If $ x + y + z = 0, $ then show that $ {x^3} + {y^3} + {z^3} = 3xyz $

Answer 1

Hint: Use the expansion formula of $ {(x + y)^3} $ . Then replace $ y $ with $ y + z $ to write it in three variables. Further expand it using the condition given in the question and simplify it in the terms of the required result.

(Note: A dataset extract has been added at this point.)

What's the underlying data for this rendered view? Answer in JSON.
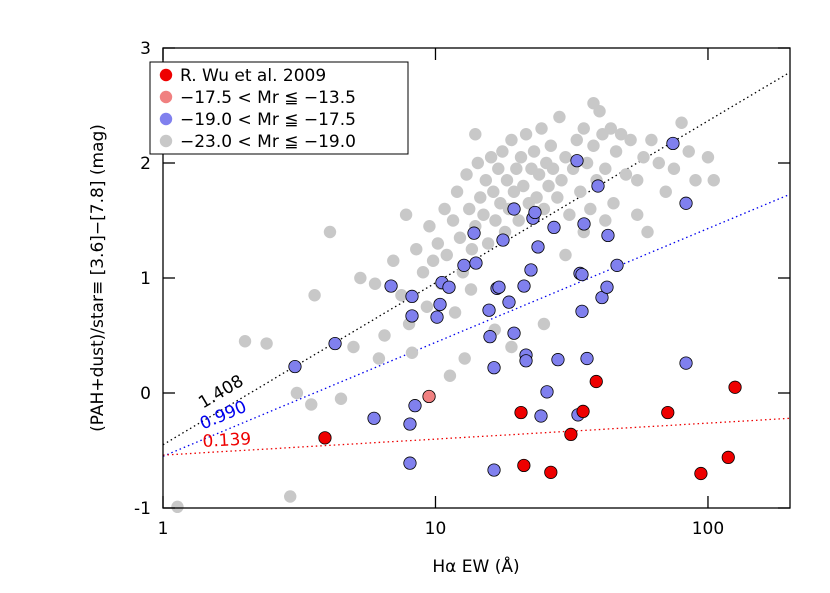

Complete step-by-step answer:
It is given in the question that
 $ x + y + z = 0 $ . . . . (1)
We have to prove $ {x^3} + {y^3} + {z^3} = 3xyz $
We know that,
 $ {(a + b)^3} = {a^3} + {b^3} + 3ab(a + b) $ . . . (2)
By rearranging it, we can write
 $ {a^3} + {b^3} = {(a + b)^3} - 3ab(a + b) $
Now, replace, $ a $ with $ x $ and $ b $ with $ y + z $ . Then we get
 $ {x^3} + {(x + y)^3} = {(x + y + z)^3} - 3x(y + z)(x + y + z) $
By using equation (1) we can simplify the RHS of the above equation. And by using equation (2), we can further expand LHS of the above equation. Hence, by using equation (1) and (2), we get
 $ {x^3} + {y^3} + {z^3} + 3yz(y + z) = 0 - 0 $ . . . (3)
Now, since,
 $ x + y + z = 0 $
We get
 $ y + z = - x $
By substituting this into equation (3), we get
 $ {x^3} + {y^3} + {z^3} + 3yz( - x) = 0 $
 $ \Rightarrow {x^3} + {y^3} + {z^3} - 3yzx = 0 $
By rearranging it, we can write
 $ {x^3} + {y^3} + {z^3} = 3xyz $
Hence proved.

Note: To solve this question, you need to know the expansion formula of cubic form. And you need to understand that the condition given in the question is useful, and that is why it is given in the question. So you need to formulate your solution in such a way that you could get to use the condition given in the question. This approach always helps to get to the result fast and without errors.
Equation (2) is the result of the following formula
 $ {(a + b)^3} = {a^3} + 3{a^2}b + 3a{b^2} + {b^3} $
Which can be rearranged as
 $ {(a + b)^3} = {a^3} + {b^3} + 3{a^2}b + 3a{b^2} $
Now, by taking $ 3ab $ common, we can further write it as
 $ {(a + b)^3} = {a^3} + {b^3} + 3ab(a + b) $
We used this result to solve the question.